- Genre: Sitcom
- Written by: Shaun Pye; Harry Thompson; Alan Connor;
- Directed by: Dominic Brigstocke
- Starring: Justin Edwards; Jodi Albert; Beatrice Kelly; Cordelia Bugeja; Barunka O'Shaughnessy; Nick Holder; Helen Grace; Helen Modern;
- Country of origin: United Kingdom
- Original language: English
- No. of series: 1
- No. of episodes: 6

Production
- Executive producers: Graham Smith; Daisy Goodwin;
- Producer: Shaun Pye (1 episode)
- Camera setup: Single-camera setup
- Production company: Silver River Productions

Original release
- Network: Five
- Release: 30 August – 4 October 2006

= Respectable (TV series) =

British sitcom 2006

Respectable is a British sitcom, first shown in six episodes from 30 August to 4 October 2006 on Five; it was later repeated on Paramount Comedy 1 and Paramount Comedy 2.

It follows Michael Price, a man acutely aware of his own dullness, trapped in a loveless marriage. In the first episode, he hesitantly visits a suburban brothel. Terrified of sex, he strikes up a platonic relationship with a young prostitute, Hayley. The series follows the development of this relationship, and Michael's attempts to conceal his visits to the brothel from his wife.
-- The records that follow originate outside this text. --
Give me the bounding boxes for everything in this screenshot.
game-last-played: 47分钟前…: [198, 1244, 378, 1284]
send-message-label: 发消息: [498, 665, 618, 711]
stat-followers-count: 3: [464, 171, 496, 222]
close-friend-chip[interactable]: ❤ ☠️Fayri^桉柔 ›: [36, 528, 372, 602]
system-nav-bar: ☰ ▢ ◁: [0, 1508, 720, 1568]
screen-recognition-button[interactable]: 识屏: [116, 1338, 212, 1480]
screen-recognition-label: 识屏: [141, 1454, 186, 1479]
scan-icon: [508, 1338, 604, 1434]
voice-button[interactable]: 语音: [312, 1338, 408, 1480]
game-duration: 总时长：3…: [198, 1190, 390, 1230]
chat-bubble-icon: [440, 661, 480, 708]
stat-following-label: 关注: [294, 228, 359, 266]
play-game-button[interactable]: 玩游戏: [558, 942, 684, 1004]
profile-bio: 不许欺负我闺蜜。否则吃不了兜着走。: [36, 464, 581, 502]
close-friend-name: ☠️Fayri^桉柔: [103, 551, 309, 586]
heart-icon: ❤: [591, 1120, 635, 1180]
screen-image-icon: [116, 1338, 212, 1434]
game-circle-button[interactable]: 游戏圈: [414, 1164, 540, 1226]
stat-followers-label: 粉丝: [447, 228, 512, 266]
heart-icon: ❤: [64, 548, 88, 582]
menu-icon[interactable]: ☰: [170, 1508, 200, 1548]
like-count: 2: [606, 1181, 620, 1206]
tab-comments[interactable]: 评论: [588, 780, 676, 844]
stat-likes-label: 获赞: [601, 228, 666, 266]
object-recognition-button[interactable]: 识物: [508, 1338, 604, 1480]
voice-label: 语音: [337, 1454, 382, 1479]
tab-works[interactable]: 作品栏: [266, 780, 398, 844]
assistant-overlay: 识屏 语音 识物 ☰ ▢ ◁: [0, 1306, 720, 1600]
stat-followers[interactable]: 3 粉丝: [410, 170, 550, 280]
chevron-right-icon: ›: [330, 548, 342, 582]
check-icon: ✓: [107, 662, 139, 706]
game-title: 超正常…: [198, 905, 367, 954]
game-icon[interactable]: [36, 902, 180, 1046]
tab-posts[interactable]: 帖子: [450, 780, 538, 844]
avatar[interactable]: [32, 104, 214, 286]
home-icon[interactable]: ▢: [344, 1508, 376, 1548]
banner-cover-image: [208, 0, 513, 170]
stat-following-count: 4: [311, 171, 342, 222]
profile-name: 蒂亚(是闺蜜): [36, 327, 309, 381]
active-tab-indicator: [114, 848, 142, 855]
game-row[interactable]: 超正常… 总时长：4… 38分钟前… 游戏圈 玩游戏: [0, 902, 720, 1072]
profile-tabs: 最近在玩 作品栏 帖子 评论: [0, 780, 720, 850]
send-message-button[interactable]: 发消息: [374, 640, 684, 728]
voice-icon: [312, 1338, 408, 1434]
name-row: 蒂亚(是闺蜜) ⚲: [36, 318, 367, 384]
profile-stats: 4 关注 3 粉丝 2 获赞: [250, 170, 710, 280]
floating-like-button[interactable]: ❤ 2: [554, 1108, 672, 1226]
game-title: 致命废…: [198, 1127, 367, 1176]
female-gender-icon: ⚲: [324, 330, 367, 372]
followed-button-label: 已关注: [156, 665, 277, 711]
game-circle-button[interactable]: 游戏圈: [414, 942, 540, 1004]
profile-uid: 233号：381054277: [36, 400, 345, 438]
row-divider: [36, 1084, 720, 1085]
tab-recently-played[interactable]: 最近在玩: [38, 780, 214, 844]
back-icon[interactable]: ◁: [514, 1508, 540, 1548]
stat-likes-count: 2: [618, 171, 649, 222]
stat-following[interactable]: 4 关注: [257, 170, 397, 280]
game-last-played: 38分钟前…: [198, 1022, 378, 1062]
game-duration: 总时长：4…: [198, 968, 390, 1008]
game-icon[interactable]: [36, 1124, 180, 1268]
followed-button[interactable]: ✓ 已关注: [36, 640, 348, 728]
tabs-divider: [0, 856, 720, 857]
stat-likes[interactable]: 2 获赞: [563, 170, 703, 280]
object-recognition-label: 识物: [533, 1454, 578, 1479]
This is complicated by the discovery that his builder, Barry, is a frequent and uninhibited visitor to the brothel.

The show was written by Shaun Pye, Alan Connor and Harry Thompson. Former Hollyoaks actress Jodi Albert plays Hayley, a dumb hooker with a heart of gold; Kate is a university student, owner Maureen is a more mature lady who claims to be 27, while Yelena is a dominant Eastern European. Of the characters who don't work there, Michael is going through a mid-life crisis, while his friendly builder Barry is a typical "Jack the lad".

== Characters ==

| Character | Actor |
|---|---|
| Michael | Justin Edwards |
| Hayley | Jodi Albert |
| Maureen | Beatrice Kelly |
| Kate | Cordelia Bugeja |
| Yelena | Barunka O'Shaughnessy |
| Barry | Nick Holder |
| Pippa | Helen Grace |
| Naomi | Helen Modern |

== International broadcasters ==
- Bold - Canada
- Comedy Central - Netherlands
- UKTV Foxtel - Australia

==DVD release==
Respectable was released on region 2 in the UK on DVD on 9 October 2006 via 2entertain distribution.